Don't worry!!! This is all to provide a sound basis for conscientious pushback when you may not be satisfied with what you hear from your caregiver. Simply put---one's OWN experience needs to be differentiated from EXPERIENCE---that which may be the by product of professional networks, colleagues, research studied and read etc etc.

I have often thought that I would rather my physician read, understand, and apply (when apprpriate) the latest research --that other skilled scientists have conducted-- rather than be the brilliant researcher him or herself--particularly if that "experience" narrowed perspective or limited point of view.

IN OTHER WORDS, while experience and expertise may rest singularly on the shoulders of the intellectual capacity of 'an individual', it may not be all that bad---in fact it may be best---if 'the individual' charged with your care is humble enough to appreciate the value of the collective experience and expertise of countless others.

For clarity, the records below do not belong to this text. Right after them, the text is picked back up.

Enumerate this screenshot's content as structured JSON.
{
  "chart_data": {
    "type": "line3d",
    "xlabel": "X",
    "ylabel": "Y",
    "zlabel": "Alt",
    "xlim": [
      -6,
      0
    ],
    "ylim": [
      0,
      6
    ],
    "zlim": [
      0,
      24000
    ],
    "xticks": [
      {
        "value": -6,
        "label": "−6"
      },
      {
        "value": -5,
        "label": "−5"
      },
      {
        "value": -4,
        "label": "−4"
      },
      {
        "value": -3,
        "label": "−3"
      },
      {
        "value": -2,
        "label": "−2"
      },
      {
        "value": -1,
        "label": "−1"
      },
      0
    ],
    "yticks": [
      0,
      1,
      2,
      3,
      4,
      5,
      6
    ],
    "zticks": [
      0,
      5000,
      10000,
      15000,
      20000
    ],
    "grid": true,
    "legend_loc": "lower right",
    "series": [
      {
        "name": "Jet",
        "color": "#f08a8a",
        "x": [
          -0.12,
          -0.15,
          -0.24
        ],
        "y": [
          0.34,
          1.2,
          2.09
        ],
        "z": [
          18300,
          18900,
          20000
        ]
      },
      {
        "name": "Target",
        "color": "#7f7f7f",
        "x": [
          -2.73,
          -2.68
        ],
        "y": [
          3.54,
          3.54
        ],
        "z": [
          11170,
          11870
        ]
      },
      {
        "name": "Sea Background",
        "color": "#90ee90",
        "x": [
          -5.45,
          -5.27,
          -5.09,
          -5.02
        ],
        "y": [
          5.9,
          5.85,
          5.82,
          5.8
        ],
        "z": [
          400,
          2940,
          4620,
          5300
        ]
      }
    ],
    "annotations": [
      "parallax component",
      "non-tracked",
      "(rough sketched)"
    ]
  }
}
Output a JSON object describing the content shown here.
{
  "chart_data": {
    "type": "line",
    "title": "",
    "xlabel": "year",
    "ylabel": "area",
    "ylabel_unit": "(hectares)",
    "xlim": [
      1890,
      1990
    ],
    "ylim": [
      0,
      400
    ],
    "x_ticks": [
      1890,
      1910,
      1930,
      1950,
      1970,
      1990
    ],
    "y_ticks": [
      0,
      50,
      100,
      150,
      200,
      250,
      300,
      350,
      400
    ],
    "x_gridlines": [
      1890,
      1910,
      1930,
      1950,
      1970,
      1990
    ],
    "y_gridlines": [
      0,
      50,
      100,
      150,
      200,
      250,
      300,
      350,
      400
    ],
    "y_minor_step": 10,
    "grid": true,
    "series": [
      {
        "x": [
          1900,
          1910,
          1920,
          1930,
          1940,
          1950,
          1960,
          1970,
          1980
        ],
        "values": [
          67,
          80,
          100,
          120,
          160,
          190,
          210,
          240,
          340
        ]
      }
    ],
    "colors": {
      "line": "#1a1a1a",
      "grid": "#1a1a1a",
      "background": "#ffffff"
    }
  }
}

It's why I participate in educational conferences, sit on Journal Editorial and Company Scientific Advisory Boards, and regularly study the latest scientific information in several journals relevant to the Shoulder, Hand, and Elbow.

EXPERIENCE, not just my own!


sarah o.

I am really grateful to be able to see a dr. who no only talks to me, but that she sees me, with my medicaid insurance and such. Thank you.